We are asked the old query, "Is the good good because God wills it?" or, "Does God will it because it is good." Answer: God wills it because it is good. Our consciences tell us the good is good regardless of God's will. We know it is wrong to commit adultery, whether God says it is wrong or not. The laws of our nature also affirm that we should love our neighbor as ourselves, and keep the Golden Rule. It is only intelligent that men and God should live lovingly for the sake of universal happiness. God is not arbitrary in any of His commandments, nor does He require of man any more or less than He willingly performs: "Be ye holy, for I am holy." If God can't help but be good, then He has asked more from man than from Himself. God does good, not because He has to, but because it is the right and reasonable thing to do. It promotes the highest well-being of all and works to prevent the misery of all.

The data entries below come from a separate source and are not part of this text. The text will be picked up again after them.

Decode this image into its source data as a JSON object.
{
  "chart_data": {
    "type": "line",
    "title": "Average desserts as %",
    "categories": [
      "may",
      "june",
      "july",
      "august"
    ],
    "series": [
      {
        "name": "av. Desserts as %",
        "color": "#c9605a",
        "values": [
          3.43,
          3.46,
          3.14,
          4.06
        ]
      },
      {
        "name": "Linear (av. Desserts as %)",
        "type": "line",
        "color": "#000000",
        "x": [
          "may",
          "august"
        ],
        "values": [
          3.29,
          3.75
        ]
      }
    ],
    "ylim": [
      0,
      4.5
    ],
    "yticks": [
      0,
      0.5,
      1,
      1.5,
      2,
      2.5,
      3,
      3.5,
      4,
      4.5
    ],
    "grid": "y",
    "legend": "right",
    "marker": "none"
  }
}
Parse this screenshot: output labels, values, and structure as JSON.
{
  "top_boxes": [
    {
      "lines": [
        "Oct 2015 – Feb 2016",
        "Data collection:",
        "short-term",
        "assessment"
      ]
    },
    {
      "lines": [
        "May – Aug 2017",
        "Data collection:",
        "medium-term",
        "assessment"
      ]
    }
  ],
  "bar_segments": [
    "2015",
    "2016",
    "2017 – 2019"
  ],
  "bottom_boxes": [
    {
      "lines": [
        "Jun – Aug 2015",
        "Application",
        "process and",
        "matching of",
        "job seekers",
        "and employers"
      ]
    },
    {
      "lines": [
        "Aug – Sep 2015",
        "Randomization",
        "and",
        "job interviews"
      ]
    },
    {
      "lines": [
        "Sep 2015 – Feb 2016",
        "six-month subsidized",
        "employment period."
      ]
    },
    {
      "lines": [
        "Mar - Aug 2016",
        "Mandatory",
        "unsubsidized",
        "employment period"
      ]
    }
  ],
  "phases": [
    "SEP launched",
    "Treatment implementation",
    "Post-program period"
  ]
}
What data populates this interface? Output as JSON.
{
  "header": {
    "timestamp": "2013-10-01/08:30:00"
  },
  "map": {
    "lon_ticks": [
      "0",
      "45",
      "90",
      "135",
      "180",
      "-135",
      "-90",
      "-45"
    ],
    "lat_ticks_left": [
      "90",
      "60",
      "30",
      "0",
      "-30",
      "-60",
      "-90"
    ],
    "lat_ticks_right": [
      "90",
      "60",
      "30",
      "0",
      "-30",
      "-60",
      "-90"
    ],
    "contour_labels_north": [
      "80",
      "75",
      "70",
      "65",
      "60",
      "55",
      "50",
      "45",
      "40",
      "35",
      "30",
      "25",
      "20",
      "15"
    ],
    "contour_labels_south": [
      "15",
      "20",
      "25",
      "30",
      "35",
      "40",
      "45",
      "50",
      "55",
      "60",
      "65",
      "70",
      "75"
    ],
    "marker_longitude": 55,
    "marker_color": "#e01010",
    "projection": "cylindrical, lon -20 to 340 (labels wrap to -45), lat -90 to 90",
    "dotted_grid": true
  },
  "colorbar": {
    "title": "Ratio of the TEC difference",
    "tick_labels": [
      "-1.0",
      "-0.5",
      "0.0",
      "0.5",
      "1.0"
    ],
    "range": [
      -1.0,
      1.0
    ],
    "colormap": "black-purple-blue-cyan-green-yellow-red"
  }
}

If God is not free to do good or evil then God is not responsible or accountable. Many view the Sovereign God as being accountable or responsible to no one and without any control. Surely the God of the Bible exerts self-control in the light of His law which is the expression of His heart. Although God is by nature independent, when He created the universe He became accountable and responsible to His creatures. Now His happiness is to a large degree dependent on their loving response to His overtures of love. What? Create dependent beings, and then not acknowledge any responsibly or accountability for their well-being? No, not the God of the Bible! "O my people, what have I done unto thee? and wherein have I wearied thee? testify against me." (Micah 6:3) Here we have the great God humbling Himself before His creatures, asking them to judge Him. But how could men judge Him, if there is no standard to which even God is accountable?
Abraham in interceding for Sodom and Gomorrah pleaded with God not to destroy the righteous with the wicked, and boldly questioned the Almighty, "Shall not the Judge of all the earth do right?" (Gen. 18:25) It is apparent that our father Abraham believed that there was a moral standard in the nature of things to which even God was accountable.
God is under no compulsion to love and show mercy towards man. God freely gave His Son for our salvation, and Jesus laid down his life willingly. God is under a moral obligation to be just to all, but He has no obligation to show mercy to any, because all men deserve hell for all have sinned. There is nothing innate in God causing Him to behave morally for He is the causeless Cause or the First Cause. There is no natural necessity within God coercing Him to be just, merciful and longsuffering. When God was determined to destroy the rebellious nation of Israel, Moses reasoned with God and succeeded in changing His mind. (Exodus 32) God would have been just in demonstrating His wrath, but He choose to extend mercy. God is a free being who has always behaved lovingly, and who, Scripture confirms, will always act lovingly because this is the way He chooses to be.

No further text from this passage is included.